The python version of io.BufferedReader.peek() behaves as:
If the buffer holds less than requested (upto buffersize) read from the
raw stream the difference or up to EOF into the buffer.  Return
requested number of bytes from the start of the buffer.  This may
advance the raw stream but not the local stream.  This version can
guarantee a peek of one chunk (4096 bytes here).

The C version behaves as:
If the buffer holds 0 bytes fill from the raw stream or up to EOF.
Return what is in the buffer.  This may advance the raw stream but not
the local stream.  This version cannot guarantee a peek of over 1 byte
if random length reads are being used at all and not tracked.

Neither case limits what is possible, though, in my opinion, one makes
it easier to accomplish certain things and is more efficient in those
cases.  Take the following two parser examples:

s = io.BufferedReader wrapped stream with no negative seek in most
cases. f = output file handler or such.

python version work flow:

are = re.compile(b'(\r\n|\r|\n)')
while True:
    d = s.peek(4096) # chunk size or so.
    found = are.search(d)
    if found:
        w = d[:found.start()]
        p = s.peek(74)
        if p.startswith(multipart_boundary):
            # other code containing more possible splits
            # across boundaries
        w  = d[found.start():found.end()]
    #more code

C version work flow:

old = b''
are = re.compile(b'(\r\n|\r|\n)')
while True:
    d = old if old != b'' else s.read1(4096)
    found = are.search(d)
    if found:
        w = d[:found.start()]
        w = d[found.start():]
        p = w if len(w) >= 74 else w + s.read(73)
        if p.startswith(multipart_boundary):
            # Other code containing more possible splits
            # across boundaries and joins to p.
            old = ???
        old = dd[found.end():] + p
    old = b''
    #more code

These two examples are not real code but get the point across and are
based off code I put into a multipart parser.  The former written for
python3. I later tried running that parser on 3.1 after the new io
layer and found it broken.  Then rewrote it to the new interface.  That
rewrite is represented in the latter some what.  This is only one
example.  Others may vary, of course. Peek seems to me to have little
use outside of parsers.  Thus I used parsers as an example.

My opinion is that it would be better to have a peek function similar
to the the python implementation in C like as follows:

If n is less than 0, None, or not set; return buffer contents with out
advancing stream position.
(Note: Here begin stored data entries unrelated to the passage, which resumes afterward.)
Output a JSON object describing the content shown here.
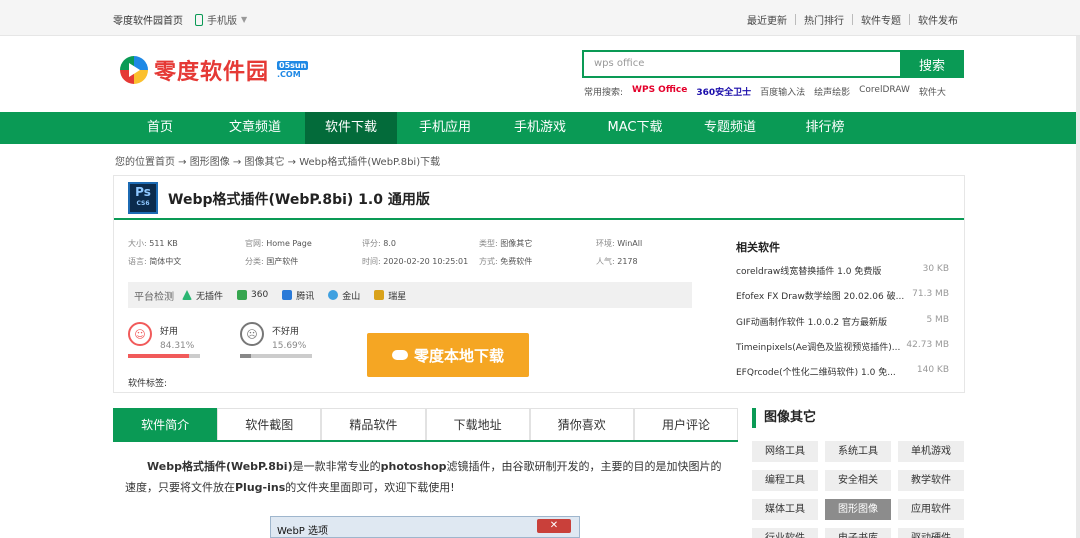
{
  "topbar": {
    "home": "零度软件园首页",
    "mobile": "手机版",
    "links": [
      "最近更新",
      "热门排行",
      "软件专题",
      "软件发布"
    ]
  },
  "logo": {
    "text": "零度软件园",
    "badge": "05sun",
    "domain": ".COM"
  },
  "search": {
    "placeholder": "wps office",
    "button": "搜索",
    "hot_label": "常用搜索:",
    "hot": [
      "WPS Office",
      "360安全卫士",
      "百度输入法",
      "绘声绘影",
      "CorelDRAW",
      "软件大"
    ]
  },
  "nav": {
    "items": [
      "首页",
      "文章频道",
      "软件下载",
      "手机应用",
      "手机游戏",
      "MAC下载",
      "专题频道",
      "排行榜"
    ],
    "active": "软件下载"
  },
  "breadcrumb": "您的位置首页 → 图形图像 → 图像其它 → Webp格式插件(WebP.8bi)下载",
  "software": {
    "icon_text": "Ps",
    "icon_sub": "CS6",
    "title": "Webp格式插件(WebP.8bi) 1.0 通用版",
    "meta": {
      "size_k": "大小:",
      "size_v": "511 KB",
      "site_k": "官网:",
      "site_v": "Home Page",
      "score_k": "评分:",
      "score_v": "8.0",
      "type_k": "类型:",
      "type_v": "图像其它",
      "env_k": "环境:",
      "env_v": "WinAll",
      "lang_k": "语言:",
      "lang_v": "简体中文",
      "cat_k": "分类:",
      "cat_v": "国产软件",
      "time_k": "时间:",
      "time_v": "2020-02-20 10:25:01",
      "mode_k": "方式:",
      "mode_v": "免费软件",
      "pop_k": "人气:",
      "pop_v": "2178"
    },
    "detect": {
      "label": "平台检测",
      "items": [
        "无插件",
        "360",
        "腾讯",
        "金山",
        "瑞星"
      ]
    },
    "vote": {
      "good": "好用",
      "good_pct": "84.31%",
      "good_value": 84.31,
      "bad": "不好用",
      "bad_pct": "15.69%",
      "bad_value": 15.69
    },
    "tags_label": "软件标签:",
    "download": "零度本地下载"
  },
  "related": {
    "title": "相关软件",
    "items": [
      {
        "name": "coreldraw线宽替换插件 1.0 免费版",
        "size": "30 KB"
      },
      {
        "name": "Efofex FX Draw数学绘图 20.02.06 破...",
        "size": "71.3 MB"
      },
      {
        "name": "GIF动画制作软件 1.0.0.2 官方最新版",
        "size": "5 MB"
      },
      {
        "name": "Timeinpixels(Ae调色及监视预览插件)...",
        "size": "42.73 MB"
      },
      {
        "name": "EFQrcode(个性化二维码软件) 1.0 免...",
        "size": "140 KB"
      }
    ]
  },
  "tabs": [
    "软件简介",
    "软件截图",
    "精品软件",
    "下载地址",
    "猜你喜欢",
    "用户评论"
  ],
  "description": {
    "lead": "Webp格式插件(WebP.8bi)",
    "mid1": "是一款非常专业的",
    "b2": "photoshop",
    "mid2": "滤镜插件，由谷歌研制开发的，主要的目的是加快图片的速度，只要将文件放在",
    "b3": "Plug-ins",
    "tail": "的文件夹里面即可，欢迎下载使用!"
  },
  "screenshot": {
    "title": "WebP 选项",
    "close": "✕"
  },
  "category": {
    "title": "图像其它",
    "items": [
      "网络工具",
      "系统工具",
      "单机游戏",
      "编程工具",
      "安全相关",
      "教学软件",
      "媒体工具",
      "图形图像",
      "应用软件",
      "行业软件",
      "电子书库",
      "驱动硬件"
    ],
    "selected": "图形图像"
  },
  "colors": {
    "brand_green": "#0a9a55",
    "nav_active": "#036b3a",
    "download_orange": "#f5a623",
    "good_red": "#f15a5a",
    "bad_gray": "#888888"
  }
}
If the buffer is empty read a full chunk and
return the buffer.  Otherwise return exactly n bytes up to _chunk
size_(not contents) with out advancing the stream position.  If the
buffer contents is less than n, buffer an additional chunk from the
"raw" stream before hand.  If EOF is encountered during any raw read
then return as much as we can up to n. (maybe I should write that in
code form??)

This allows us to obtain the behavior of the current C io
implementation easily and would give us the old python
implementation's behavior when n is given.

The basis for this is:

1. Code reduction and Simplicity

Looking at the examples, the code reduction should be obvious.  The
logic needed to maintain a bytestring of the variously required lengths,
so that it may be checked, would not be necessary. The need to
hold a bytestring to the next iteration would be done away with as well.
Other pieces of data handling would also be simpler.

2. Speed

It would require less handling in the "slower" interpreter if we would
use the buffer in the buffered reader.  Also, all that logic mentioned
in 1 is moved to the faster C code or done away with.  There is very
little necessity for peek outside of parsers, so speed in read-through
and random reads would not have to be affected.

I have other reasons and arguments, but I want to know what every one
else thinks.  This will most likely show me what I have missed or am
not seeing, if anything.  Please I have babbled enough.

Thanks so much for the consideration.